Sans même s’attarder sur l’affaire complète de ce nouveau statut qui aura achevé l’année avec une distribution de vaseline, on peut constater assez facilement l’empilement administratif des chambres de commerce, des caisses sociales, des organismes d’état fiscaux et para-fiscaux, plus les évidentes tracasseries habituelles en comptabilité et en pure gestion de paperasse immanquable dans toute entreprise. Sans compter qu’en général, les aimables préposés de l’ensemble de ces administrations sont d’une compétence dont la marge de progression reste encore très large, et que les règlements internes, les lois en vigueur et le sabir minutieux avec lequel ils sont écrits ajoute à la limpidité des eaux dans lequel tous ce petit monde évolue en faisant des gaz à effet de serre.

Tout ceci donne évidemment une envie irrépressible de se lancer dans l’aventure … habillé intégralement en cuir.

La Crampe

Eh oui, mon brave Gérard : le problème de la France, ce n’est pas d’abord un problème de monnaie, pas plus qu’un problème de temps de travail. Certes, ces deux éléments ajoutent à l’entropie générale, en touillant vitesse turbine dans le caca institutionnel.

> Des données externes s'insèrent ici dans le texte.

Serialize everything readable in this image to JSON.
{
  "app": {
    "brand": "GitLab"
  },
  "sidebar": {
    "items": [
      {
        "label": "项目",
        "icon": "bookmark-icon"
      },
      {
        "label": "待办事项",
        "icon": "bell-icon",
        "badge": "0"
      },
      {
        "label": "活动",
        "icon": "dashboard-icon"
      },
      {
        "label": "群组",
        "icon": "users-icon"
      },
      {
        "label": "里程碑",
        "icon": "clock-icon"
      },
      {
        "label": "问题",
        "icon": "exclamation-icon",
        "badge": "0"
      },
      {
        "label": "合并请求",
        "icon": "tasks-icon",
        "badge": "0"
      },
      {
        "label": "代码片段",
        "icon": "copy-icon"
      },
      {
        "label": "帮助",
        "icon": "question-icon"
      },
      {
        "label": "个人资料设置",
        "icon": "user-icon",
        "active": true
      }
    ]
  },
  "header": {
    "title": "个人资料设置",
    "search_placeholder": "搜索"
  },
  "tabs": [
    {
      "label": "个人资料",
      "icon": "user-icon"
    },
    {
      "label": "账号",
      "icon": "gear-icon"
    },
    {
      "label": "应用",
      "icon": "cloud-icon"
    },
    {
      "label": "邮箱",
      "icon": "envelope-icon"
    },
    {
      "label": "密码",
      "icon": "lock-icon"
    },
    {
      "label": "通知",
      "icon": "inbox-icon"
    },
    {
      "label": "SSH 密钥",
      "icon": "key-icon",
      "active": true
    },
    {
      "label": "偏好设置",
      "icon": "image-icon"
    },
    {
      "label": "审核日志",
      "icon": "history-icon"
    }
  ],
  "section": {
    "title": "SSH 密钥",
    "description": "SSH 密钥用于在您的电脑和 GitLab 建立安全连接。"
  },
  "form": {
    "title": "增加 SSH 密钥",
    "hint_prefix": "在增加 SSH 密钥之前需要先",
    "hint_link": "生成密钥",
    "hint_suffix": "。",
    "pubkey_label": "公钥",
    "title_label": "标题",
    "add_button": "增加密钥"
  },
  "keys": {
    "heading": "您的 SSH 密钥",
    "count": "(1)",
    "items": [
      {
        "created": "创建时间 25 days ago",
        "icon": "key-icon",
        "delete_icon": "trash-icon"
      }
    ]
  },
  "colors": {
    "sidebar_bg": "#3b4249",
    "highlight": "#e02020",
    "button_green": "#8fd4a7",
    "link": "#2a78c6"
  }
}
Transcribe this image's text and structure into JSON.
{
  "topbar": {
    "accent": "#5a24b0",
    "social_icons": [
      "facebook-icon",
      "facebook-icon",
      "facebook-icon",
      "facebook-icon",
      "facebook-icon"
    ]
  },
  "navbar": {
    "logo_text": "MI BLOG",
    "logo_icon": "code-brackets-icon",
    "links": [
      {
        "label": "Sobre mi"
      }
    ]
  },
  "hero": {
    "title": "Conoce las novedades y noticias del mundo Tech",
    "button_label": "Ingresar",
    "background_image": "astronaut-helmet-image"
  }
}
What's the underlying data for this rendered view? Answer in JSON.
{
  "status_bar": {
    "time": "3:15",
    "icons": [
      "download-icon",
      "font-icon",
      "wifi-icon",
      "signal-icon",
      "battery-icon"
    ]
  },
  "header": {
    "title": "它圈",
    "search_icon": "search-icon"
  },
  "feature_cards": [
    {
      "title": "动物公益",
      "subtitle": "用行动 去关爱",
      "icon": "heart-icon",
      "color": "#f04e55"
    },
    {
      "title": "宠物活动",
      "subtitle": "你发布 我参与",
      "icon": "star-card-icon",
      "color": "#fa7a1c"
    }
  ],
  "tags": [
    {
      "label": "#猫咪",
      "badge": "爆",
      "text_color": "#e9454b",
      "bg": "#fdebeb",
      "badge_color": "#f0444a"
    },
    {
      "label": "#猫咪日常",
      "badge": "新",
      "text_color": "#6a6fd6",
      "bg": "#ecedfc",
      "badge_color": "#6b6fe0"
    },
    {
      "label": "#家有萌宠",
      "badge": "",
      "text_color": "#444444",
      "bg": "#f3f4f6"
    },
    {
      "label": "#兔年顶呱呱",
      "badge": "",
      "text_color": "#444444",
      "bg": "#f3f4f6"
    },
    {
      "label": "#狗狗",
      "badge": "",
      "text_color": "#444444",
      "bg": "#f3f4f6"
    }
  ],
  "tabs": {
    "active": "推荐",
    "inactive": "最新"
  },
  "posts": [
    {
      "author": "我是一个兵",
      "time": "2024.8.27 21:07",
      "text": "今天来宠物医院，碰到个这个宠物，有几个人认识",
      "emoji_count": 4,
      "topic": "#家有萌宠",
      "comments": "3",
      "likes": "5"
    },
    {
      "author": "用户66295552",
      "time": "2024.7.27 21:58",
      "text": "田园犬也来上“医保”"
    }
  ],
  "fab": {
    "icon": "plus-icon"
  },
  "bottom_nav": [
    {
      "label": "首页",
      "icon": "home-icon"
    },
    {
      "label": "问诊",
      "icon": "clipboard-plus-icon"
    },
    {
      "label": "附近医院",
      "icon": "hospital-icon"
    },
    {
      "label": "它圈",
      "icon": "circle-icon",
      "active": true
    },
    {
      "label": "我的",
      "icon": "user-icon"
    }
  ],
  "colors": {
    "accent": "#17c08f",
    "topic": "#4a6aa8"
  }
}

Le principal problème, c’est qu’en France, il est devenu impossible de créer de l’emploi sans s’en mordre les doigts jusqu’à l’os à un moment ou un autre. Il est devenu héroïque de créer une entreprise et pouvoir en tirer bénéfice si l’on est honnête et sans réseau. Il est devenu complètement illusoire de s’imaginer rester dans la légalité plus de cinq minutes si l’on veut rester sain d’esprit.

Au rythme où vont les choses, le pays se transforme tous les jours un peu plus et un peu plus vite en pays de l’Est avant la chute du Mur, où le marché noir et les combines sont les seules méthodes pour améliorer l’ordinaire constitué de tickets de rationnement et de soupes populaires.